Cinema sales in Nigeria are struggling to bring home the bacon. According to reports, Nigerian cinemas recorded N441 million in ticket sales in March. The total admission of viewers into cinemas across the federation, for the period under review was 174,07. According to reports from the cinema exhibitors association of Nigeria, the recorded sales in March are an improvement from the N278 million sales made in February, which operators had blamed on the cash crunch, the general elections, and poor network service delivery experienced by POS operators nationwide for the decline in sales. However, this is only partly true.

The Nigerian film industry is one of the largest in the world. The industry has produced several award-winning films and is home to many talented filmmakers and actors. The entertainment industry is also a crucial sector of the economy, employing some 300,000 people directly and another 1 million people indirectly. Since 2019, the industry has generated 1 billion in revenue on a yearly basis. Nigerian cinema has been an essential part of the film industry. In 2017, Ebonylife’s The Wedding Party’ grossed over 400 million Naira ($1 million) at local cinemas. 

However, in recent times, Nigeria’s cinema industry has been struggling to stay afloat due to several factors, including piracy, poor infrastructure, and the rise of streaming platforms. According to the International Intellectual Property Alliance, Nigeria loses over $3 billion annually to piracy. The top streaming platform, Netflix recorded a 60% in the last four years since it launched in Africa. However, many Nigerians would still buy pirated copies of movies or turn to streaming platforms instead of patronizing cinemas. According to the National Film and Video Censors Board NVFCB only less than 20 percent of Nigerians are actually going to the cinema.

The COVID-19 pandemic’s effect on the cinema industry continues to linger too. Not only did the pandemic lead to the closure of cinemas, but there has also been a significant reduction in cinema attendance post-pandemic. From 2019 to 2022, the cinema exhibitors association of Nigeria recorded a 28.7% reduction year-on-year. In January 2019, cinema sales generated N286.9 million, then it peaked in January 2020, generating N333.9 million, and in 2021, cinema generated N329 million in revenue. In the last few years, cinema sales continue to rise and fall – only peaking during holiday periods or big releases or when blockbuster films show during the holiday season.

When looking at the reasons the cinema oscillates between different figures, we may consider the country’s economic state. According to the CEAN chief, Mr. Opeyemi Ajayi, a major reason sales dropped in February 2023 was due to the national cash crunch. In times of economic crisis, people often forgo their wants and focus on their needs. This means they will leave out things they deem non-essential so they may wait for a wider release which will be cheaper. For example, the March report stated that due to the cash crunch and poor network service delivery experienced in February, customers could not purchase movie tickets.

Nigeria is a cash-dependent nation. Cash is used for most transactions. It is no surprise that for many people, when they got their hands on some cash during the cash scarcity, going to the cinema was the last thing on their minds. Film lover Genevieve, says she was too occupied looking for cash to meet her daily needs to be bothered about going to the movies. “During the cash crunch, one could only get limited cash- usually not more than 5 thousand naira in cash.

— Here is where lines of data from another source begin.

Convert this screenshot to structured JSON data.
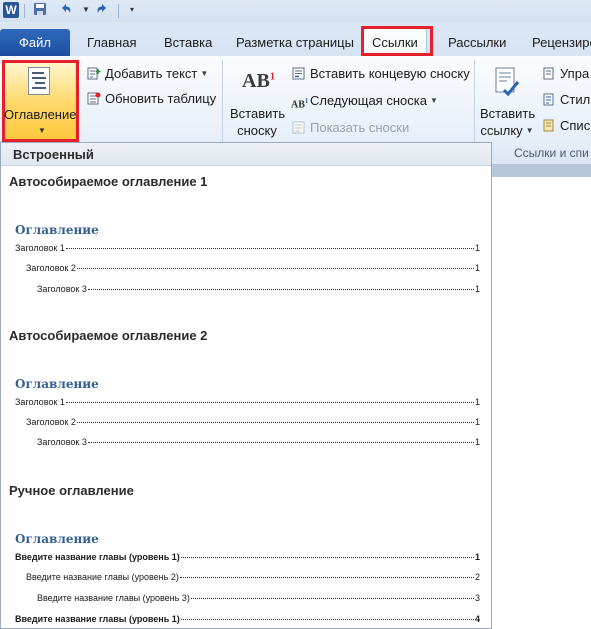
{
  "qat": {
    "app_icon": "W",
    "icons": [
      "save-icon",
      "undo-icon",
      "redo-icon",
      "customize-icon"
    ]
  },
  "tabs": {
    "file": "Файл",
    "home": "Главная",
    "insert": "Вставка",
    "page_layout": "Разметка страницы",
    "references": "Ссылки",
    "mailings": "Рассылки",
    "review": "Рецензиро"
  },
  "ribbon": {
    "toc_button": "Оглавление",
    "add_text": "Добавить текст",
    "update_table": "Обновить таблицу",
    "insert_footnote_line1": "Вставить",
    "insert_footnote_line2": "сноску",
    "footnote_icon_text": "AB",
    "footnote_icon_sup": "1",
    "insert_endnote": "Вставить концевую сноску",
    "next_footnote": "Следующая сноска",
    "show_notes": "Показать сноски",
    "insert_citation_line1": "Вставить",
    "insert_citation_line2": "ссылку",
    "manage_sources": "Упра",
    "style": "Стил",
    "bibliography": "Спис",
    "group_citations": "Ссылки и спи"
  },
  "gallery": {
    "header": "Встроенный",
    "sections": [
      {
        "title": "Автособираемое оглавление 1",
        "heading": "Оглавление",
        "lines": [
          {
            "text": "Заголовок 1",
            "page": "1"
          },
          {
            "text": "Заголовок 2",
            "page": "1"
          },
          {
            "text": "Заголовок 3",
            "page": "1"
          }
        ]
      },
      {
        "title": "Автособираемое оглавление 2",
        "heading": "Оглавление",
        "lines": [
          {
            "text": "Заголовок 1",
            "page": "1"
          },
          {
            "text": "Заголовок 2",
            "page": "1"
          },
          {
            "text": "Заголовок 3",
            "page": "1"
          }
        ]
      },
      {
        "title": "Ручное оглавление",
        "heading": "Оглавление",
        "lines": [
          {
            "text": "Введите название главы (уровень 1)",
            "page": "1"
          },
          {
            "text": "Введите название главы (уровень 2)",
            "page": "2"
          },
          {
            "text": "Введите название главы (уровень 3)",
            "page": "3"
          },
          {
            "text": "Введите название главы (уровень 1)",
            "page": "4"
          }
        ]
      }
    ]
  },
  "colors": {
    "highlight_border": "#e5202a",
    "file_tab": "#2a62b4",
    "toc_heading": "#365f91"
  }
}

And when I got it, I had to think of food and transportation first,” she said. “It would have been unwise to go see a 2-hour movie, I may or may not enjoy, and would probably cost me more than 5k including transportation and cinema snacks.” For her, it helped that if she needed entertainment or a distraction, she could always watch a movie from her Netflix subscription. 

The cinema sales in March further highlight other challenges facing the cinema industry. According to the United Nations Educational, scientific and cultural organization, as of late 2021, Nollywood, the world’s second-largest movie industry, has only 251 screens. However, there is still hope for the future of cinema sales in Nigeria. There is a growing demand for Nigerian films locally and internationally, which presents an opportunity for the industry to reach a wider audience and generate more revenue. Investment and support aimed at the growth and development of the creative industry will see that the industry continues to grow and compete with other established film industries globally.